Bununla birlikte 6100 sayılı Hukuk Muhakemeleri Kanunu’nun (HMK) 115/2’nci maddesi uyarınca, mahkeme, dava şartı noksanlığını tespit ederse davanın usulden reddine karar verir. Bu durumda mahkemece, HMK'nın 114/1-c madde hükmü gereğince anılan yasal düzenleme göz önünde bulundurularak, göreve ilişkin dava şartı noksanlığı bulunduğu gerekçesiyle, davanın usulden reddine karar verilmesi ile yetinilmesi gerekirken, hüküm fıkrasında 'Davacının davasının görev yönünden reddine ve mahkememizin görevsizliğine' ibarelerine yer verilmesi hatalı ise de, direnme kararı sonucu itibariyle doğru olduğundan, hüküm fıkrasında yapılan yanlışlığın düzeltilmesi yeniden yargılama yapılmasını gerektirmediğinden, hüküm fıkrasında yer alan “'Davacının davasının görev yönünden reddine ve mahkememizin görevsizliğine' ifadesinin çıkarılarak yerine “Mahkemenin görevine ilişkin dava şartı noksanlığı bulunduğundan HMK'nın 114/1-c ve 115/2’nci maddeleri uyarınca davanın usulden reddine” ifadesi eklenmek suretiyle direnme kararının bu şekilde onanmasına karar vermek gerekmiştir.

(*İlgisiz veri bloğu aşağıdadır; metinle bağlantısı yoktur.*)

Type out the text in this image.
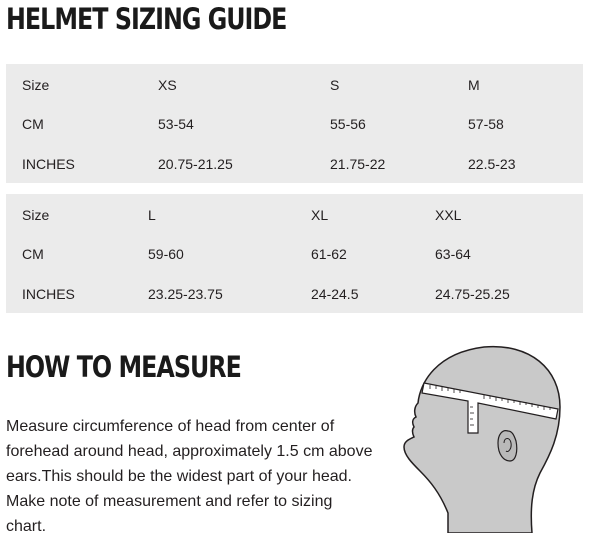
HELMET SIZING GUIDE
Size	XS	S	M
CM	53-54	55-56	57-58
INCHES	20.75-21.25	21.75-22	22.5-23
Size	L	XL	XXL
CM	59-60	61-62	63-64
INCHES	23.25-23.75	24-24.5	24.75-25.25
HOW TO MEASURE
Measure circumference of head from center of forehead around head, approximately 1.5 cm above ears.This should be the widest part of your head. Make note of measurement and refer to sizing chart.
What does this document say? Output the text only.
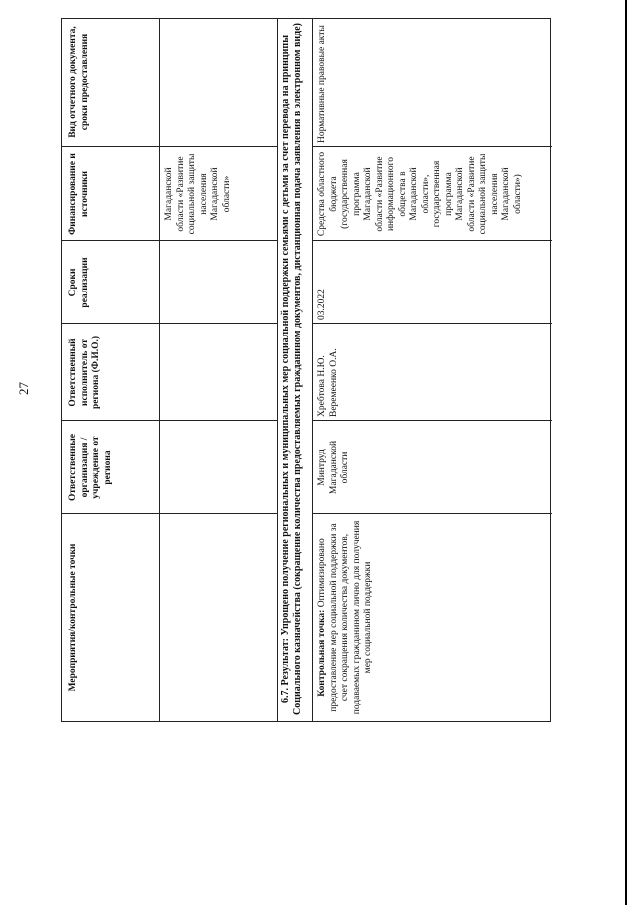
27
Мероприятия/контрольные точки
Ответственные организация / учреждение от региона
Ответственный исполнитель от региона (Ф.И.О.)
Сроки реализации
Финансирование и источники
Вид отчетного документа, сроки предоставления
Магаданской области «Развитие социальной защиты населения Магаданской области»	6.7. Результат: Упрощено получение региональных и муниципальных мер социальной поддержки семьями с детьми за счет перевода на принципы Социального казначейства (сокращение количества предоставляемых гражданином документов, дистанционная подача заявления в электронном виде)	Контрольная точка: Оптимизировано предоставление мер социальной поддержки за счет сокращения количества документов, подаваемых гражданином лично для получения мер социальной поддержки
Минтруд Магаданской области
Хребтова Н.Ю. Веремеенко О.А.
03.2022
Средства областного бюджета (государственная программа Магаданской области «Развитие информационного общества в Магаданской области», государственная программа Магаданской области «Развитие социальной защиты населения Магаданской области»)
Нормативные правовые акты
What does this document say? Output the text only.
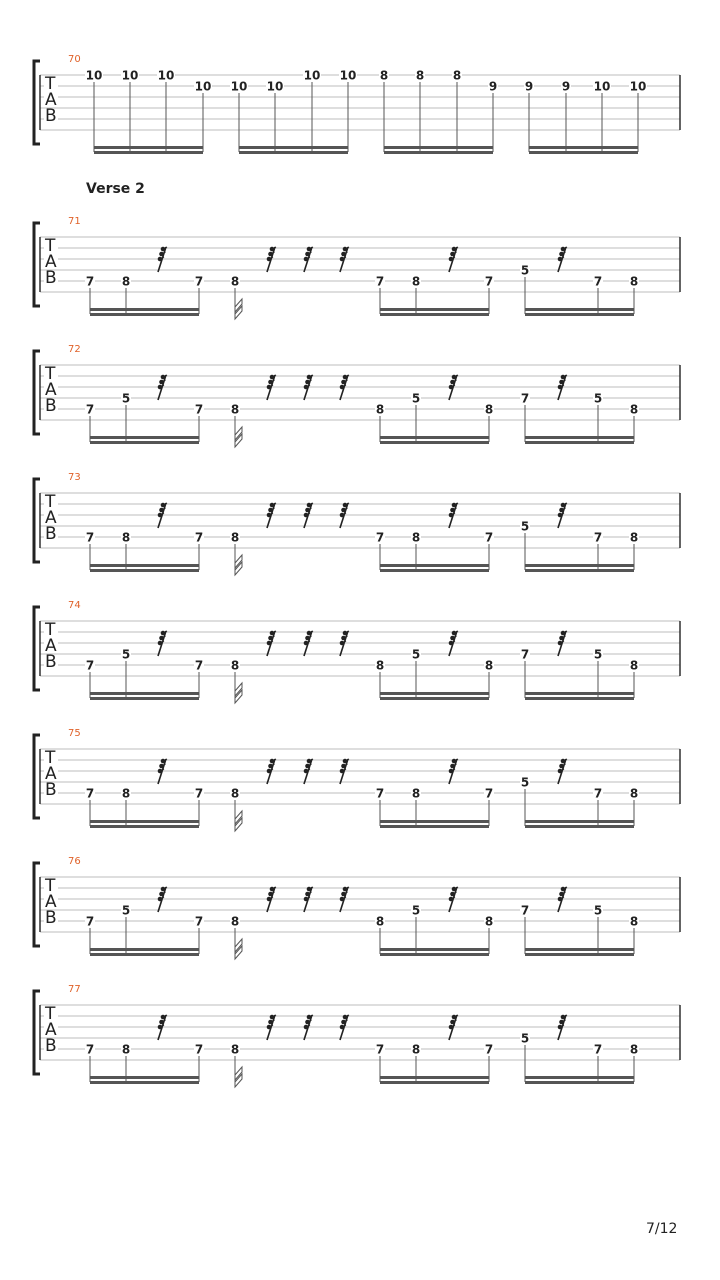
70
T
A
B
10 10 10
10 10 10
10 10 8 8 8
9 9 9 10 10
71
T
A
B 7 8	7 8	7 8	7
5
7 8
72
T
A
B 7
5
7 8	8
5
8
7	5
8
73
T
A
B 7 8	7 8	7 8	7
5
7 8
74
T
A
B 7
5
7 8	8
5
8
7	5
8
75
T
A
B 7 8	7 8	7 8	7
5
7 8
76
T
A
B 7
5
7 8	8
5
8
7	5
8
77
T
A
B 7 8	7 8	7 8	7
5
7 8
Verse 2
7/12
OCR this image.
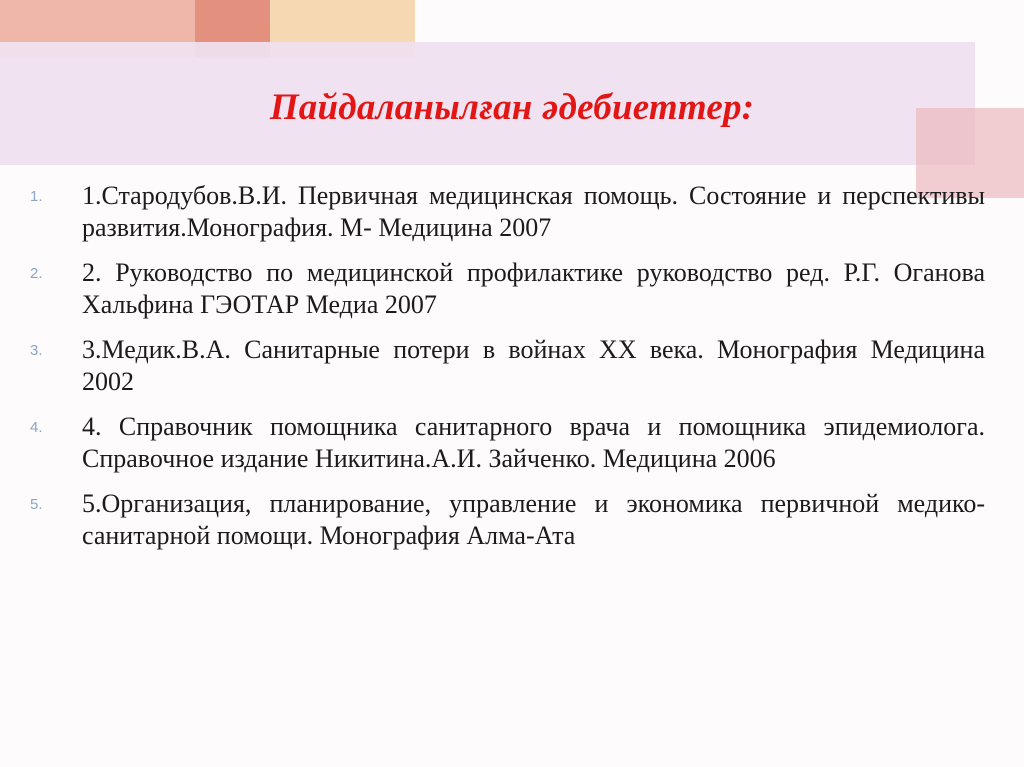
Пайдаланылған әдебиеттер:
1. 1.Стародубов.В.И. Первичная медицинская помощь. Состояние и перспективы развития.Монография. М- Медицина 2007
2. 2. Руководство по медицинской профилактике руководство ред. Р.Г. Оганова Хальфина ГЭОТАР Медиа 2007
3. 3.Медик.В.А. Санитарные потери в войнах XX века. Монография Медицина 2002
4. 4. Справочник помощника санитарного врача и помощника эпидемиолога. Справочное издание Никитина.А.И. Зайченко. Медицина 2006
5. 5.Организация, планирование, управление и экономика первичной медико-санитарной помощи. Монография Алма-Ата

SONUÇ: Yukarıda açıklanan nedenle, davacı vekilinin temyiz itirazlarının reddi ile direnme kararının hüküm fıkrasının ikinci paragrafında yer alan “Davacının davasının görev yönünden reddine ve mahkememizin görevsizliğine” ibaresinin çıkarılmasına ve yerine 'Mahkemenin görevine ilişkin dava şartı noksanlığı bulunduğundan HMK'nın 114/1-c ve 115/2’nci maddeleri uyarınca davanın usulden reddine' ibaresinin yazılması suretiyle hükmün DÜZELTİLEREK ONANMASINA, gerekli temyiz ilam harcı peşin alındığından başkaca harç alınmasına yer olmadığına, karar düzeltme yolu kapalı olmak üzere, 18.10.2018 tarihinde yapılan ikinci görüşmede oy çokluğuyla kesin olarak karar verildi.